Befristete Mehrwertsteuerbefreiung für Beschaffungen zur kostenlosen Überlassung
Die Richtlinie über "Beschaffungen zur kostenlosen Überlassung" soll es der Kommission und den EU-Agenturen erleichtern, Waren und Dienstleistungen zu erwerben, um sie im Kontext der anhaltenden Gesundheitskrise kostenlos an die Mitgliedstaaten zu verteilen.

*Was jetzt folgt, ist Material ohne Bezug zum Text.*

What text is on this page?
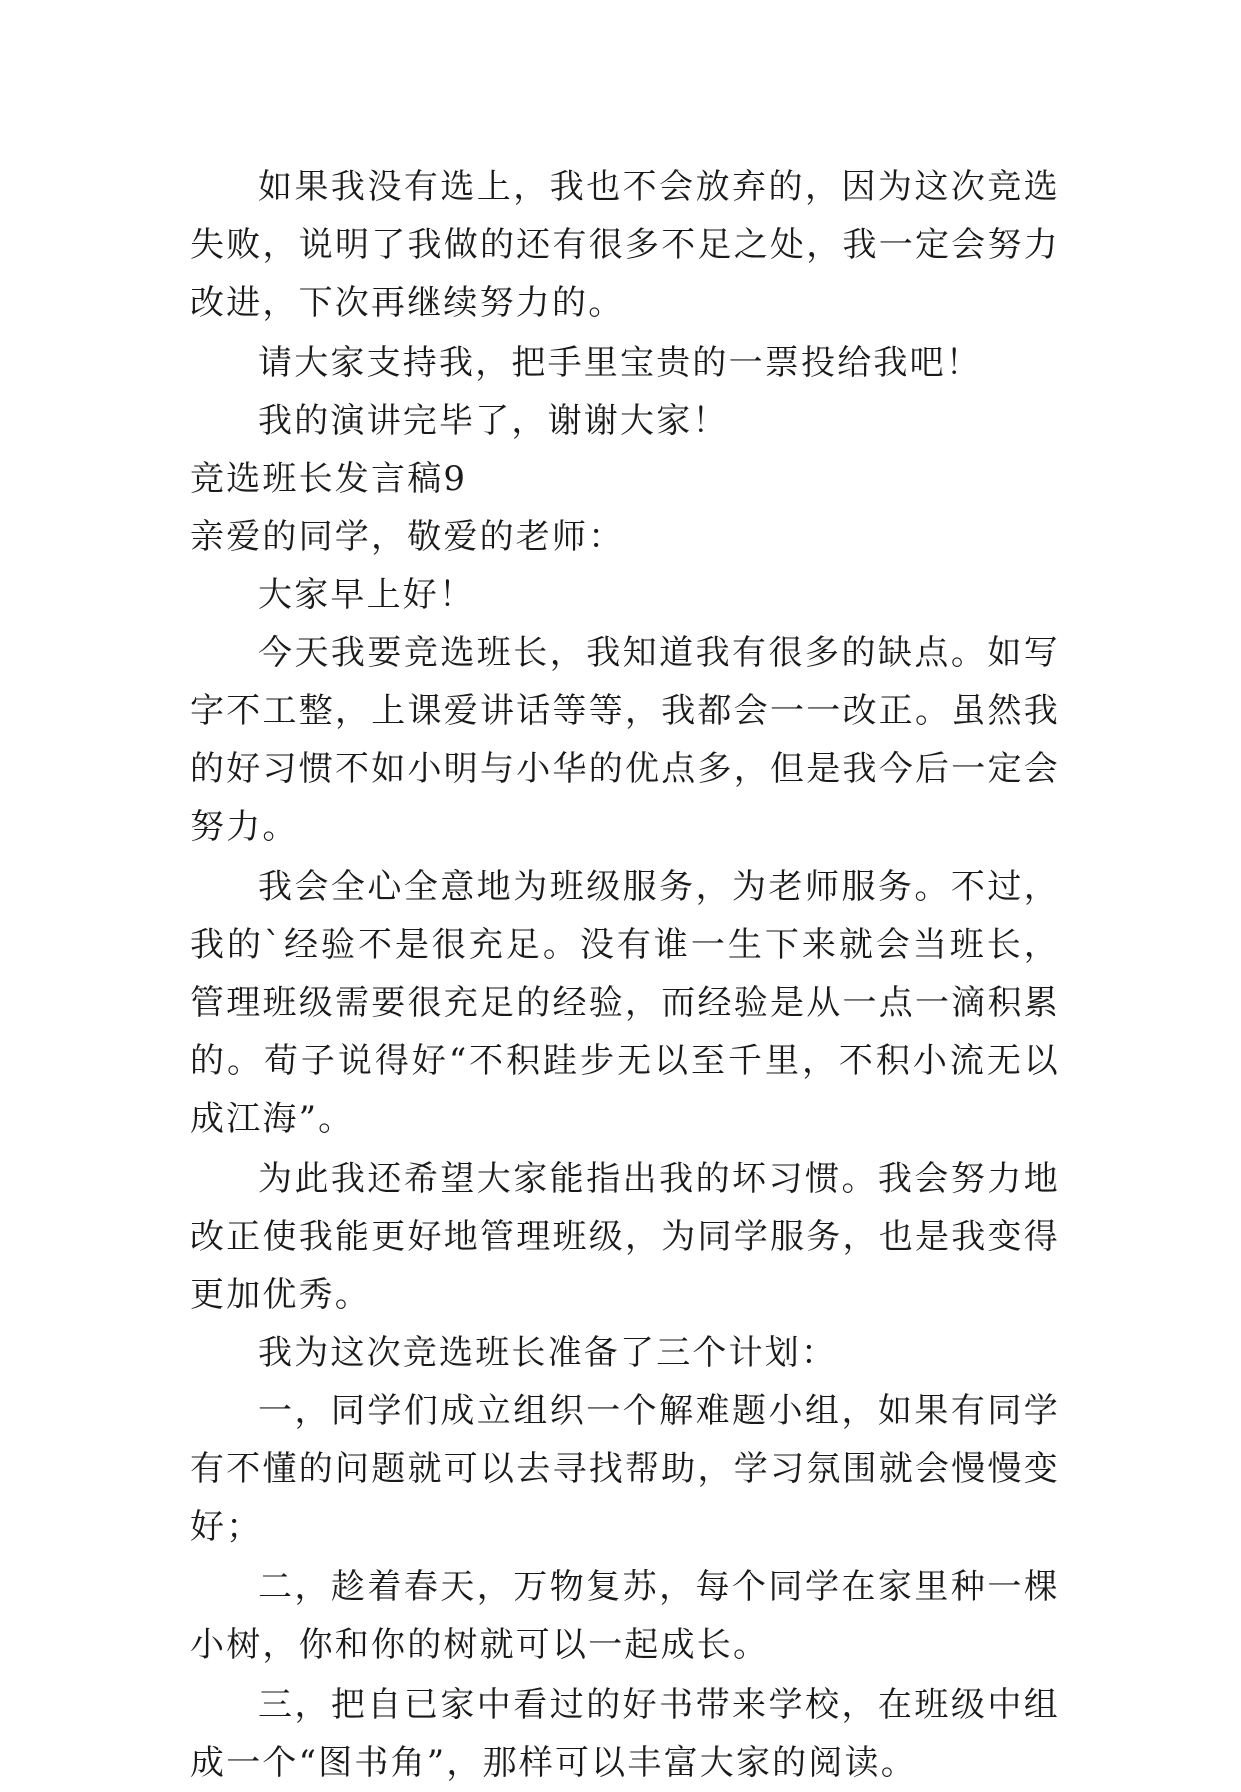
如果我没有选上，我也不会放弃的，因为这次竞选失败，说明了我做的还有很多不足之处，我一定会努力改进，下次再继续努力的。

请大家支持我，把手里宝贵的一票投给我吧！

我的演讲完毕了，谢谢大家！

竞选班长发言稿9

亲爱的同学，敬爱的老师：

大家早上好！

今天我要竞选班长，我知道我有很多的缺点。如写字不工整，上课爱讲话等等，我都会一一改正。虽然我的好习惯不如小明与小华的优点多，但是我今后一定会努力。

我会全心全意地为班级服务，为老师服务。不过，我的`经验不是很充足。没有谁一生下来就会当班长，管理班级需要很充足的经验，而经验是从一点一滴积累的。荀子说得好“不积跬步无以至千里，不积小流无以成江海”。

为此我还希望大家能指出我的坏习惯。我会努力地改正使我能更好地管理班级，为同学服务，也是我变得更加优秀。

我为这次竞选班长准备了三个计划：

一，同学们成立组织一个解难题小组，如果有同学有不懂的问题就可以去寻找帮助，学习氛围就会慢慢变好；

二，趁着春天，万物复苏，每个同学在家里种一棵小树，你和你的树就可以一起成长。

三，把自已家中看过的好书带来学校，在班级中组成一个“图书角”，那样可以丰富大家的阅读。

Mehr Spenden an die Mitgliedstaaten und ihre Einrichtungen
Mit dieser Anpassung werden Käufe von Waren und Dienstleistungen, die von einer Einrichtung der EU im Namen der Mitgliedstaaten zur Reaktion auf die durch die COVID‑19-Pandemie verursachte Notlage getätigt werden, vorübergehend in die Liste der steuerfreien Umsätze in der Mehrwertsteuerrichtlinie aufgenommen. Durch die neue Befreiung sollen mehr Spenden an die Mitgliedstaaten und ihre Einrichtungen ermöglicht werden, da die EU-Einrichtungen von dem Haushalts- und Verwaltungsaufwand entlastet werden, der den Vorgang bislang behindert hat.
Dank dieser Änderung sollen die Kommission und die EU-Agenturen in der Lage sein, den EU-Haushalt bestmöglich zu nutzen, um die Folgen der COVID‑19-Pandemie zu bewältigen. Sobald die Notlage überwunden ist, soolen die geltenden Mehrwertsteuersätze wieder angewandt werden.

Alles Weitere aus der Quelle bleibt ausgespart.